どうしてこのことに、気付かなかったのだろう。
どうして、赤司は指摘してくれなかったのだろう。
危うく、嫌われてしまうところだったかもしれない(赤ちんのいじわる)。

「あんみつ」

「みつまめ、豆かん。抹茶パフェ。わらびもち。抹茶わらびもち。」

「八つ橋、おたべ、五色豆、」

そして、続く「はぁ。」

いつも吐息に感じた、隠されない呆れ。
ああどうして敦はこんなに子供なんだ?会えないには分かっているのに、会いたいなんて言うんだ思うんだ?
いつかそう尋ねられる、その布石はあらゆるところに散らばっていたのに。

自分が嫌われてしまえば、あっという間にバランスが崩れ終わってしまうこの関係だった。
赤司の決断一つで、簡単に断たれてしまう会話。繋いでいるのはなんと、不安定に飛び交う電子の波だけだったのだ。
自分はその寸前までいってしまった。

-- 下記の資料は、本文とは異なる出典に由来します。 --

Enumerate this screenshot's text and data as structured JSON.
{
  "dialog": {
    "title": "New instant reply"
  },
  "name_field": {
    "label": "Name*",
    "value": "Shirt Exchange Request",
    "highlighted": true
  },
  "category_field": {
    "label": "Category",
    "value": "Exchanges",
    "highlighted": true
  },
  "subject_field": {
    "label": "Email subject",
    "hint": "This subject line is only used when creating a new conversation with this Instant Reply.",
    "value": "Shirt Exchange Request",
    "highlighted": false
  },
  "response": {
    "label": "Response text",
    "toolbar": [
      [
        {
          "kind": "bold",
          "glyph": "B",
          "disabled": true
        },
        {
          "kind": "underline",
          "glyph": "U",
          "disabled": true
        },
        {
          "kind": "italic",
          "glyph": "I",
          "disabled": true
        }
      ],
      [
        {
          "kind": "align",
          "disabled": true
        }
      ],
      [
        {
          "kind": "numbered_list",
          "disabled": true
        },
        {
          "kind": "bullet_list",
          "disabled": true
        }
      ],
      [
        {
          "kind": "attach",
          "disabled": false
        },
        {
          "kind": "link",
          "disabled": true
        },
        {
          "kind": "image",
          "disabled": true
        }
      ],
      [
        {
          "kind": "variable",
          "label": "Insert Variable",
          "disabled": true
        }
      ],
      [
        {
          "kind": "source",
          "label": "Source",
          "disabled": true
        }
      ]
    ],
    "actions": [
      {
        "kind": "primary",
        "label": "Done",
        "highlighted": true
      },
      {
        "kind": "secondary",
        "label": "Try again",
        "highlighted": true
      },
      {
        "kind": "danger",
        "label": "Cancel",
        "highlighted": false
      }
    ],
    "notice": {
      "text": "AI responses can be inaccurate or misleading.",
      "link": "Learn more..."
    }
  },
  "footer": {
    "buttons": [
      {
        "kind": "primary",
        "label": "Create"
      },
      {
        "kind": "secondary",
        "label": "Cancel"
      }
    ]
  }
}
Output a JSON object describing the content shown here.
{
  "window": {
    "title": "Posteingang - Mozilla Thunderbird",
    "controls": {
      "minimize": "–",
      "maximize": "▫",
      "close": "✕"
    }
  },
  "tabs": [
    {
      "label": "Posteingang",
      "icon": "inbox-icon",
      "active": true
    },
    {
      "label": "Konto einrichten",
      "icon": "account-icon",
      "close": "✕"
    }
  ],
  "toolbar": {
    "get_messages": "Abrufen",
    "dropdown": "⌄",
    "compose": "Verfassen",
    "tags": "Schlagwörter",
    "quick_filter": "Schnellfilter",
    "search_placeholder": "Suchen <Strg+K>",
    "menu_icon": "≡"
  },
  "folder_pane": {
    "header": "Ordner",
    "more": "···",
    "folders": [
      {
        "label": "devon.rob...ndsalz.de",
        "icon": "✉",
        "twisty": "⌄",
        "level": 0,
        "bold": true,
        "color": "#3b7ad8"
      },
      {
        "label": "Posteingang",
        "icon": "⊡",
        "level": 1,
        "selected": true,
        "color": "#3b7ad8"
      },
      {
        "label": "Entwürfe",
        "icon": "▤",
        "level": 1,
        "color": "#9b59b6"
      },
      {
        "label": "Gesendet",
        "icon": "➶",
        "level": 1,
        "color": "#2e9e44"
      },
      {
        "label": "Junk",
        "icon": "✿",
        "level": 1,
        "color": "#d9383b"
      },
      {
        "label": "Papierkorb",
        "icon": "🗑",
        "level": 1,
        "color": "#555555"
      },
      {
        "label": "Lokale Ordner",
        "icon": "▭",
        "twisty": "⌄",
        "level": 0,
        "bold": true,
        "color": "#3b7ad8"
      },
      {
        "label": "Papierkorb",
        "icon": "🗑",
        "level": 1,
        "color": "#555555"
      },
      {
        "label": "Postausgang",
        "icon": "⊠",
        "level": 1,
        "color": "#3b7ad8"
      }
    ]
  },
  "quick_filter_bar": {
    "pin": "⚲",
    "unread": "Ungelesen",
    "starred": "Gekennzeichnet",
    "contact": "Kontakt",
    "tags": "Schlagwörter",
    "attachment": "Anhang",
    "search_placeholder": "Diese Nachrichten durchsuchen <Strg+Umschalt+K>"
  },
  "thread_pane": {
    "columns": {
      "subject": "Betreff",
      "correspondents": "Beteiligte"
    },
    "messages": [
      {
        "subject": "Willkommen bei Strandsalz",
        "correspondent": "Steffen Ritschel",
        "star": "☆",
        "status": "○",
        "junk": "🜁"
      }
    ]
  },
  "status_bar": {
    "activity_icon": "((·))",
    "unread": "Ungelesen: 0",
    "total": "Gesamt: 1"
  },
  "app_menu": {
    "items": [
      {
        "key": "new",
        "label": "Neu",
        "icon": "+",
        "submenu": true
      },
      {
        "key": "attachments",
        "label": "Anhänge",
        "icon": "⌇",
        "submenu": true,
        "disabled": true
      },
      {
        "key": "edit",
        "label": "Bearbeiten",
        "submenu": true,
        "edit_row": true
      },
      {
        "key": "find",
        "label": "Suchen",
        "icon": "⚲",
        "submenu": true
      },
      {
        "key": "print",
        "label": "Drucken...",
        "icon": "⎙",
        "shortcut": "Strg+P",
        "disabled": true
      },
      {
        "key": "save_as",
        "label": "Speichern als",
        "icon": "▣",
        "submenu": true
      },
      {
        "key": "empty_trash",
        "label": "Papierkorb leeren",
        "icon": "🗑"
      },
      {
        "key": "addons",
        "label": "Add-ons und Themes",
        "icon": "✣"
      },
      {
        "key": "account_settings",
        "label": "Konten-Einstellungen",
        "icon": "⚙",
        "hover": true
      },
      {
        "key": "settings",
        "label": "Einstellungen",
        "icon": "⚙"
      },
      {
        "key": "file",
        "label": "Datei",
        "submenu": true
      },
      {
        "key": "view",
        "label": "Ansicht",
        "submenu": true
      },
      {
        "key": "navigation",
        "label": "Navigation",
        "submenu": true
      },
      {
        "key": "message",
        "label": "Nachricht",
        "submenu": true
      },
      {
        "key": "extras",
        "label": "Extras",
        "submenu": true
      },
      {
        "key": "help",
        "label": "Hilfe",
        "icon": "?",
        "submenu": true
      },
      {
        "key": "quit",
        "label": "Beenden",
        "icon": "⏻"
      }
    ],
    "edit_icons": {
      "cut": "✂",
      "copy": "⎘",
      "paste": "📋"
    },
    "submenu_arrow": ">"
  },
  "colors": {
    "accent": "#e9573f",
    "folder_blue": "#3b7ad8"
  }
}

くだらない寂寥にさいなまれ(このまま一生会えないわけじゃないのに!遠くても同じ空の下、日本に、京都に赤司はいるというのに!電話をかけさえすれば、すぐその声を聞けるというのに!)、何度も会いたいと繰り返した。
どれほど邪魔だったことだろう。
駄々をこねる子を宥めるのに、どれほど困らせたことだろう。

だから、身を引くのだ。
赤司に会いたい。その気持ちはひとまず忘れよう。
どれほど離れても、他の誰より赤司が一番、世界で一番大好きだ。
だからこそ、身を引こうと思う。
嫌われたくない。その一心で。
このまま分別のない子供と認識されて、もし嫌われてしまったら生きてはいけない。

その他大勢と同じでもいい。その他大勢と同じくらいが、ちょうど良い。
キセキの皆、洛山の人たち、決して赤司に負担をかけない、彼らと同列に収まろう。
赤司が自分の声を聞きたいと言うのなら、応じよう。
会いたいというのなら、会おう。
だが決してそれを、自分から求めることはしない。
その距離感を保っていれば、少なくとも嫌われることはない。

気付かせてくれて、ありがとう。

廊下ですれ違った氷室に感謝をこめてそう言うと、彼は怪訝そうな顔をしていた。